И вот теперь он стоял, глядя в лицо судье и присяжным, но едва видя их. Он видел лишь тюремные ворота, открывающиеся перед ним, и серые стены, отгораживающие его от жены и малышей на... сколько рождеств? Одно, два, три — он принялся мысленно пересчитывать их и не услышал, как адвокат зашептал и толкнул его локтем. Секретарь повторил свой вопрос, но он лишь покачал головой. Что ему было сказать? Разве он уже не говорил это тем людям, а они ему не поверили? О маленьком потерянном Вито и его жене, выплакавшей все глаза из-за писем Черной руки. Он...
Позади него послышался шаг, и заговорил знакомый голос. Это был голос Аммеллы, его соседа, с которым он некогда дружил до... до того дня.
Larger Image
«ПОЖАЛУЙСТА, ВАША ЧЕСТЬ, ОТПУСТИТЕ ЭТОГО ЧЕЛОВЕКА! СЕГОДНЯ РОЖДЕСТВО».
«Пожалуйста, ваша честь, отпустите этого человека! Сейчас Рождество, и у нас не должно быть недобрых мыслей. У меня их нет на Филиппо здесь, и я прошу вас отпустить его».
В зале суда воцарилась глубокая тишина, когда он заговорил и умолк в ожидании ответа. Адвокаты в изумлении оторвались от своих документов. Присяжные на скамье подались вперед, с затаенным вниманием разглядывая осужденного мужчину и его жертву. Подобной мольбы в этих стенах еще не слыхали. Портогезе стоял молча; голос казался ему странным и далеким. Он почувствовал на своем плече руку — это была рука друга, — неуверенно переступил с ноги на ногу, но ничего не ответил. Седовласый судья строго, но с добротой посмотрел на обоих.
«Ваше пожелание исходит из доброго сердца, — произнес он. — Но этот человек признан виновным. Закон должен соблюдаться. В нем нет ничего, что позволяло бы нам отпустить виновного на свободу».
Присяжные перешептались между собой, и один из них поднялся.
«Ваша честь, — сказал он, — закон более высокий, чем любой созданный человеком, пришел в мир на Рождество — любить друг друга. Эти люди хотят исполнить его. Не позволите ли вы им это сделать? Присяжные единогласно молят вас проявить милосердие прежде правосудия в этот Святой Вечер».

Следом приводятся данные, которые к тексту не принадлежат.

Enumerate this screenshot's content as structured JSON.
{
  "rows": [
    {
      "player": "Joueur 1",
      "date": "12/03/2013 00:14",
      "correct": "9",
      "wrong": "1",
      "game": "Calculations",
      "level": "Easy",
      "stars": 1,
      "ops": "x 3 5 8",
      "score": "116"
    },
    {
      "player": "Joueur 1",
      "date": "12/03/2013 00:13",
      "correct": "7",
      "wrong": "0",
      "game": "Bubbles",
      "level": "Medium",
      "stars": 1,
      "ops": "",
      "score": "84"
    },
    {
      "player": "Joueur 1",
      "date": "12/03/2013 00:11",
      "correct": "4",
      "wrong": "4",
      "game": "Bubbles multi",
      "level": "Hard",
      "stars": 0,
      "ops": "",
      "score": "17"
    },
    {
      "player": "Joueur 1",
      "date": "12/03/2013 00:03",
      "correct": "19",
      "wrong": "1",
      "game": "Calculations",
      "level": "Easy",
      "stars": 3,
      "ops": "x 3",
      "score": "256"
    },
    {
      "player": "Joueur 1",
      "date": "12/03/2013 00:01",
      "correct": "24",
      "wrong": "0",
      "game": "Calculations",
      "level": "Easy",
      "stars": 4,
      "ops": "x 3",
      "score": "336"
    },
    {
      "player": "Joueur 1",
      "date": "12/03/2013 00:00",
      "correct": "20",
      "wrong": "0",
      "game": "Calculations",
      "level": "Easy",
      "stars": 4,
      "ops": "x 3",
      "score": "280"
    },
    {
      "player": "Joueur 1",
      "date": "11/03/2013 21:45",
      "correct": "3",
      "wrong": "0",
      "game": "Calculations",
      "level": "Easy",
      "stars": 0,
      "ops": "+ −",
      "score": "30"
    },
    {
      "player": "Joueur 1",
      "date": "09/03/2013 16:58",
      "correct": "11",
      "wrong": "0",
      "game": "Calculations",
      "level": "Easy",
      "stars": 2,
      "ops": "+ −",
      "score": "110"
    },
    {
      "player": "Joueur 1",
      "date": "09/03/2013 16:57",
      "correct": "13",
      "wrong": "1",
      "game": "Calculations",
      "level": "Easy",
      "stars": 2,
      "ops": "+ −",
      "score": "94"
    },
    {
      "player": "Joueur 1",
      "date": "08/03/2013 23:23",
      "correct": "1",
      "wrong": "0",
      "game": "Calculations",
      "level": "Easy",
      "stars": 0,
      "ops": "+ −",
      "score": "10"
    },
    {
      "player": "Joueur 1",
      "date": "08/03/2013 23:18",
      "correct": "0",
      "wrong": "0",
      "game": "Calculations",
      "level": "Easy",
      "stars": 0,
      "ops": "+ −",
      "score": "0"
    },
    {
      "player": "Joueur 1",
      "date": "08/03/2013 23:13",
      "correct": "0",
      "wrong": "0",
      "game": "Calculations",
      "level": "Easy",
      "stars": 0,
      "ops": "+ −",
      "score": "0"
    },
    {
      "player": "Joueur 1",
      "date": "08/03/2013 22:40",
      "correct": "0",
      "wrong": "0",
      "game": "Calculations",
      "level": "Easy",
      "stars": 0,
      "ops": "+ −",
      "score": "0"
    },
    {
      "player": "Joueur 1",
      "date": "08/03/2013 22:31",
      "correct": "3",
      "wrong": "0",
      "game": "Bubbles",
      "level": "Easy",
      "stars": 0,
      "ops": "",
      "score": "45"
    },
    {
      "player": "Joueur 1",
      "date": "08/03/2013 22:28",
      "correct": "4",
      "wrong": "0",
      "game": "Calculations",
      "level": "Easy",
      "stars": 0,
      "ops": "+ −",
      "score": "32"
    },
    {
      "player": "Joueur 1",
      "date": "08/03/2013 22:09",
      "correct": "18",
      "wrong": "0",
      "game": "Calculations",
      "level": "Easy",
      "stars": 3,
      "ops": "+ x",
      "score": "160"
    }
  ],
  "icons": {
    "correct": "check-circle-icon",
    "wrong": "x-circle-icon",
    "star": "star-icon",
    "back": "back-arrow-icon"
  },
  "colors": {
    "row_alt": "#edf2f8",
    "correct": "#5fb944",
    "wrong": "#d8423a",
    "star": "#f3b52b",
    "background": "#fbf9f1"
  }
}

Улыбка озарила лицо судьи О’Салливана. «Филиппо Портогезе, — сказал он, — вы очень счастливый человек. Закон велит мне отправить вас в тюрьму на десять лет, и не случись чуда, он приговорил бы вас к смертной казни. Но человек, которого вы искалечили на всю жизнь, ходатайствует за вас, а присяжные, признавшие вас виновным, умоляют отпустить вас на свободу. Суд принимает во внимание то, через что вам пришлось пройти, и знает бедственное положение вашей семьи, на которую пала бы самая тяжелая ноша вашего наказания. Ступайте же домой. А вам, джентльмены, желаю счастливого праздника, какой вы подарили ему и его близким! Суд объявляется закрытым».
Голос судебного распорядителя утонул в буре аплодисментов. Присяжные встали со своих мест и устроили овацию судье, истцу и подсудимому. Портогезе, стоявший как в оцепенении, поднял наполненные слезами глаза на судейскую трибуну и на своего старого соседа. Наконец он все понял. Аммелла бросился к нему на шею и поцеловал в обе щеки, а его обезображенное лицо сияло от радости. Один из присяжных, еврей, по наитию засунул руку в карман, вывернул его содержимое в свою шляпу и пустил шляпу по кругу. Все остальные последовали его примеру. Судебный пристав бросил полдоллара, запихивая собранное в карман счастливого итальянца. «Для маленького Вито», — произнес он и пожал ему руку.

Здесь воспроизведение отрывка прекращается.